International hat sich das sogenannte Tenure-System bewährt: Dabei werden junge Talente bald streng, aber gegen ihre eigenen Leistungen bewertet, bis sie schrittweise eine volle Professur erhalten. Das bedeutet aber auch, dass sie sich nicht, nach langer Bewährung, in einem Berufungsverfahren mit völlig ungewissen Chancen gegen zig andere Kandidaten stellen müssen. Das sieht das altmodische deutschsprachige Modell nämlich vor – die Talente waren lange Diener für die Wissenschaft. Dadurch konnten sie ihre Karriere nicht gut planen, außerdem war dieses alte System offen für Spiele aller Art. Man kann Kandidaten verhindern, dabei können wissenschaftliche Gesichtspunkte manchmal eine untergeordnete Rolle spielen. In Österreich gibt es eine Mischform: Es finden sich schon kompetitive Elemente, aber nicht auf allen Ebenen. Dadurch können wir nicht immer die besten jungen Wissenschaftlerinnen und Wissenschaftler hierherholen. Das wäre aber wichtig, denn wo es schon starke Leute gibt, ist es viel einfacher weitere zu rekrutieren.
Zusammenfassend lässt sich dennoch sagen, dass die österreichische Wissenschaftslandschaft gut dasteht. Was fehlt, um die Erkenntnisse aus der Forschung in der Wirtschaft auch umzusetzen?
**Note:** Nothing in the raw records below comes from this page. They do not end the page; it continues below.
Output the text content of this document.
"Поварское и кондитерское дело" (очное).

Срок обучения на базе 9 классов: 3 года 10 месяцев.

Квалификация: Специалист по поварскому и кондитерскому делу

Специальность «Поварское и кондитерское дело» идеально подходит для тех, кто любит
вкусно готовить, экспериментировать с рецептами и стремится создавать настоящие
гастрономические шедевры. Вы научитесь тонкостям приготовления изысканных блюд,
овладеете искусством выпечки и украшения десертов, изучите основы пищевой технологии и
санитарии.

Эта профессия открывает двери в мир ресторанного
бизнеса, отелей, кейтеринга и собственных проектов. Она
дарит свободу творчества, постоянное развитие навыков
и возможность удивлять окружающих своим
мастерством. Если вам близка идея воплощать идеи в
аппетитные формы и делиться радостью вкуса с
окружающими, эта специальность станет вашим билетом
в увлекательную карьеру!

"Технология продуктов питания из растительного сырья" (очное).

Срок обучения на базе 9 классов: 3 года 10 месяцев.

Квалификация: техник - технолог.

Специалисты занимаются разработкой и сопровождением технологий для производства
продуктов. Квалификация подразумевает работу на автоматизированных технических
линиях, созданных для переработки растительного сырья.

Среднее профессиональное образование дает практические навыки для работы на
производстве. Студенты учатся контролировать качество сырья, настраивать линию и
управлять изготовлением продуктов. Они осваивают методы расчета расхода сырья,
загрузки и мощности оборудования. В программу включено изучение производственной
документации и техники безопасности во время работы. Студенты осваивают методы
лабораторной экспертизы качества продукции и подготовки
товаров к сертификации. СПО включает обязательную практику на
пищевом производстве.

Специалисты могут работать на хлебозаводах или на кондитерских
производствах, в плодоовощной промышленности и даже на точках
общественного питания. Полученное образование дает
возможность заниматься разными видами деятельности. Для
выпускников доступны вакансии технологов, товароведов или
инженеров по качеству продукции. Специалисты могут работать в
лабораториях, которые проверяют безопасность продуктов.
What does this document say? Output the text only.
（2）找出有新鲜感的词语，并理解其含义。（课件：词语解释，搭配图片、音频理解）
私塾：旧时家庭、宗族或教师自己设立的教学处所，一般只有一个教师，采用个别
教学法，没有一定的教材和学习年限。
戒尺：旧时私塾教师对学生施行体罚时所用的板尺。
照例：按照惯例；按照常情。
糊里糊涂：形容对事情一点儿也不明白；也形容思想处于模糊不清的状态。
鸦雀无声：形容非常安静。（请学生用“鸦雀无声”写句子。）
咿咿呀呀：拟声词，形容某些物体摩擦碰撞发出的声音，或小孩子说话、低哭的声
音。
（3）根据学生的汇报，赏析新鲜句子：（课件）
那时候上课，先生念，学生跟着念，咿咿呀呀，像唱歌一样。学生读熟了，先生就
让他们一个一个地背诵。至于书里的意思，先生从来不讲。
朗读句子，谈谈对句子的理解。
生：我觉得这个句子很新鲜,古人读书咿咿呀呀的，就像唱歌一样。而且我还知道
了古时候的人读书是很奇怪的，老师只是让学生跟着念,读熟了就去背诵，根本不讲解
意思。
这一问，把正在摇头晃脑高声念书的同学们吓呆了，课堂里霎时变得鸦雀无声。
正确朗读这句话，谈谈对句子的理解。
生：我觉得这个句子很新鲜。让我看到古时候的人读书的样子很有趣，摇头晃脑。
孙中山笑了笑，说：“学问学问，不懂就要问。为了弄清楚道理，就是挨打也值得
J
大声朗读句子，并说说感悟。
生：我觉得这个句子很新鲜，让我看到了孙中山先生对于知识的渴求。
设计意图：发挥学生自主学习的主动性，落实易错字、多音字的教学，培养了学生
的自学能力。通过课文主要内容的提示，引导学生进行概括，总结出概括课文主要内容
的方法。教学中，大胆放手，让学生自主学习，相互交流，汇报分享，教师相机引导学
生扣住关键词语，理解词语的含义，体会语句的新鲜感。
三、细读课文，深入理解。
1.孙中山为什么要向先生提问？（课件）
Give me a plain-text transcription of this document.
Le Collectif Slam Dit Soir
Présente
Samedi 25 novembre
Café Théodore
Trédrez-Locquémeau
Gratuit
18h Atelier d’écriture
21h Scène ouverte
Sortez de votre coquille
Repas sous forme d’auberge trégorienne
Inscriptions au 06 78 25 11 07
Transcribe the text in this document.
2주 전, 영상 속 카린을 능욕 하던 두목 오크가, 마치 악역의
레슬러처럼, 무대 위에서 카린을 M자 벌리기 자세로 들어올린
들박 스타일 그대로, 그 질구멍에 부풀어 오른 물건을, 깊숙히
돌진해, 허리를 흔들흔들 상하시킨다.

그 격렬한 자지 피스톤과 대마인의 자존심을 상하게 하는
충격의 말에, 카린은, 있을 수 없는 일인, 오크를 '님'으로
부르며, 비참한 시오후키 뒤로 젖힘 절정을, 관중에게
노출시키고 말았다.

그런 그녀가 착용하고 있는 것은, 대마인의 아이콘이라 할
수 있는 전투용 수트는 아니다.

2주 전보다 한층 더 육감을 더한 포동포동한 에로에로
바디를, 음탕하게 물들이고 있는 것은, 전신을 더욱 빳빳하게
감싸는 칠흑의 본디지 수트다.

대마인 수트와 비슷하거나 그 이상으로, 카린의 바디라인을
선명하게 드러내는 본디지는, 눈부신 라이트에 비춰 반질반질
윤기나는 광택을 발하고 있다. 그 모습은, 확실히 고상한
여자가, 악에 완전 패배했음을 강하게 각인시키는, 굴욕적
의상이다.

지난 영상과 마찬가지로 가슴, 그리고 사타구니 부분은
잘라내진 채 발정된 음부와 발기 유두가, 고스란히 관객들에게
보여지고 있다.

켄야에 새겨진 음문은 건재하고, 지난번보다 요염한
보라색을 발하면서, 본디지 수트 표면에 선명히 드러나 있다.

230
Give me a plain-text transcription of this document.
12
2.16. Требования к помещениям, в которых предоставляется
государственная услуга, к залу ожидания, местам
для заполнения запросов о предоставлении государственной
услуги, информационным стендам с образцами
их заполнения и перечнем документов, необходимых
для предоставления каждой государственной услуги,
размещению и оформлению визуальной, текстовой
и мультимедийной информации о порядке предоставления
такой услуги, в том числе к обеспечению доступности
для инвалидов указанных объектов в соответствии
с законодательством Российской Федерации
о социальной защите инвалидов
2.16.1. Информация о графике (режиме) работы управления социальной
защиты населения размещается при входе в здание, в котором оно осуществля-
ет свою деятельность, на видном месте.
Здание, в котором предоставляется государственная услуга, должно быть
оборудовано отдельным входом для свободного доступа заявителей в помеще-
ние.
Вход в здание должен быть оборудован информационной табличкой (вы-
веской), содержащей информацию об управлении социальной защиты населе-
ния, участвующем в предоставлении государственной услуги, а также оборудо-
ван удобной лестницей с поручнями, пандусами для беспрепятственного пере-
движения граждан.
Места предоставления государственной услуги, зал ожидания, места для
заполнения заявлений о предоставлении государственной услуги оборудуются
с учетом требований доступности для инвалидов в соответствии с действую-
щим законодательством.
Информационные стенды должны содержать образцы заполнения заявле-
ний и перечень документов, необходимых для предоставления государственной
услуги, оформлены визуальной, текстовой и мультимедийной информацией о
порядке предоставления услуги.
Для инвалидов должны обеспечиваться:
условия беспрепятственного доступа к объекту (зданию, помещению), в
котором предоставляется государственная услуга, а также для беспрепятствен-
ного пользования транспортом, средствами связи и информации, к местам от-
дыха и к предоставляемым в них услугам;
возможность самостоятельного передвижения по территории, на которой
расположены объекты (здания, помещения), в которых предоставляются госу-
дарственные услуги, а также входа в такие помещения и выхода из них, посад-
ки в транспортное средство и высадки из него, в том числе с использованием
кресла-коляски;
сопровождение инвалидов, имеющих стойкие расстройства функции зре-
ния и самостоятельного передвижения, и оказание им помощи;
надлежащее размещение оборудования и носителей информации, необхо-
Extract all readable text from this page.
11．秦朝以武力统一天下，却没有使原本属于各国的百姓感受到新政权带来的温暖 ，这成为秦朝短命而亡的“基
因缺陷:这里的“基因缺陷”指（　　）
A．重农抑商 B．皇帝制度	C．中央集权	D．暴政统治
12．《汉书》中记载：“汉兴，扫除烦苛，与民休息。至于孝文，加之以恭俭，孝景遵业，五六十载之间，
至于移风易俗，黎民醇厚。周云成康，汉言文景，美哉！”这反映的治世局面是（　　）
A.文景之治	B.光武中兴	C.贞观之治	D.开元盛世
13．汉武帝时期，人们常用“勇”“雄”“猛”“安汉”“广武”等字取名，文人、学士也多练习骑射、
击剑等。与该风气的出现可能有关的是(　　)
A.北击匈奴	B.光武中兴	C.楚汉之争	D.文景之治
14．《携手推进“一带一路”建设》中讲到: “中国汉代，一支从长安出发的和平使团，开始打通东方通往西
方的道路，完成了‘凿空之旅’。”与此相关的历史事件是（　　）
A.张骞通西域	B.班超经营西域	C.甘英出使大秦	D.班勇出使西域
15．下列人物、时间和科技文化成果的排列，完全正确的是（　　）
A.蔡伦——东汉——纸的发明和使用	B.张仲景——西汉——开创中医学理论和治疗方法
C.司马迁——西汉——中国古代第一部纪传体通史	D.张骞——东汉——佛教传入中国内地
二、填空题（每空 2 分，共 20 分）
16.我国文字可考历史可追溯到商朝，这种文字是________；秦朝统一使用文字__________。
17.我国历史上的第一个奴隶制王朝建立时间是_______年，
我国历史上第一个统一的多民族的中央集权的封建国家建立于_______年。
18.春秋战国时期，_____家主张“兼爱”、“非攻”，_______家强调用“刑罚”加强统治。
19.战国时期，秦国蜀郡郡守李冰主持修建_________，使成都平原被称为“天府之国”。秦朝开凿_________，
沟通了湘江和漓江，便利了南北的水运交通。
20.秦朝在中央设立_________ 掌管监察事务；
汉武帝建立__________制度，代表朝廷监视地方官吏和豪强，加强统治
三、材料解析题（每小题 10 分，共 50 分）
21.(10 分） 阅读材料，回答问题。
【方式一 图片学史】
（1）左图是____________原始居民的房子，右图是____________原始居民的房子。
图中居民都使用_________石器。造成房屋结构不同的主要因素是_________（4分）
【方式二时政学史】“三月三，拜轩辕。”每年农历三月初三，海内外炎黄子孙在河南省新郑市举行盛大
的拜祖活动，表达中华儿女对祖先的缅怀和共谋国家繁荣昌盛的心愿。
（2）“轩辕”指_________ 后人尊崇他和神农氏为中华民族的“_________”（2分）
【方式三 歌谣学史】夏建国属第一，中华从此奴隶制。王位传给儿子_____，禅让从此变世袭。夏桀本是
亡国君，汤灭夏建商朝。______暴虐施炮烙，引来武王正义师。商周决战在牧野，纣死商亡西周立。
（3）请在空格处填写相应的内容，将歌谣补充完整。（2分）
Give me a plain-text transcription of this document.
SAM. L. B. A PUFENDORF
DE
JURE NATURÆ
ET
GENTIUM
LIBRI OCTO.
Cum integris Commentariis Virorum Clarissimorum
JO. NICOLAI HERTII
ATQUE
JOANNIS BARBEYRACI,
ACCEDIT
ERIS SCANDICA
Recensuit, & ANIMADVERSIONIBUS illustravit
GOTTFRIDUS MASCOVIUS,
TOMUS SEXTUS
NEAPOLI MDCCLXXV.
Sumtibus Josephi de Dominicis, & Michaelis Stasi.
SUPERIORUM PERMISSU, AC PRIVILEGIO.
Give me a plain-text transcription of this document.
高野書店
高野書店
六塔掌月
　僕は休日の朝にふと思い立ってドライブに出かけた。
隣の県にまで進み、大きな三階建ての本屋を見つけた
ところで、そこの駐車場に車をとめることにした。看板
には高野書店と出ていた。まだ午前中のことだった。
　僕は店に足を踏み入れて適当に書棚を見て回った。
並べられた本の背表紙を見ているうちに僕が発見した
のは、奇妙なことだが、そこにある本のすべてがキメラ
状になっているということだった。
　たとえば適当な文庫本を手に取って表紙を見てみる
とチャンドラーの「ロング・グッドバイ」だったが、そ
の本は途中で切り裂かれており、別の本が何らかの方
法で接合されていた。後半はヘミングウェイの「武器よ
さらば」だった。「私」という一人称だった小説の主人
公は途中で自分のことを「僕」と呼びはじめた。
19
In Österreich waren die Unternehmen immer gut darin, Ideen weiterzuentwickeln und Produkte in die Welt zu bringen, die ein Stück weniger ressourcenintensiv, schneller oder digitalisierter sind. Sie konnten den langen Bogen, auf dem sich unsere Wirtschaft seit 1945 entwickelt hat, gut fortsetzen. Der Staat hat die Firmen auch über Jahrzehnte in einer für Europa herausragenden großzügigen Art gefördert. Auch die Zusammenarbeit von Wissenschaft und Wirtschaft ist in Österreich – im Gegensatz zu dem, was die Leute gerne sagen – gut finanziert. Jetzt wird dieser Bogen aber brüchiger – aufgrund von AI, internationalem Preiswettbewerb oder der Veränderung der Märkte. Das macht es für viele österreichische Unternehmen schwerer, am Markt zu reüssieren. Was in Österreich viel zu schwach ausgeprägt ist, dass einer Firma, die was völlig Neues anbietet, Kapital zugeführt wird. So innovativ diese Unternehmen auch sind, sie kommen entweder gar nicht hoch, verhungern, gehen weg oder werden von internationalen Unternehmen aufgekauft. In Österreich gibt es kein Risikokapital. 50 Millionen für ein Start-up, um später beim Börsengang – vielleicht – sich eine goldene Nase zu verdienen, das gibt es bei uns kaum. Zusammengefasst heißt das: Die bestehende Riege an Firmen innoviert, wird uns aber möglicherweise über die nächsten 50 Jahre nicht mehr allein hinüberbringen, und es kommt zu wenig nach. Jene Elemente, die dem Nachwachsen eine große Kraft geben können – nämlich die eine positive Haltung der Gesellschaft zum Unternehmertum, das Vorhandensein von Risikokapital sowie ein starkes akademisches Umfeld, das professionelle Unternehmensgründungen hervorbringen kann, sind bei uns im Vergleich zu anderen Ländern jeweils schwächer entwickelt. Wir bräuchten ein bisschen einen Shift vom Bewahren zu mehr Radikalität und Innovation. Da sehe ich momentan eine der größten Herausforderungen.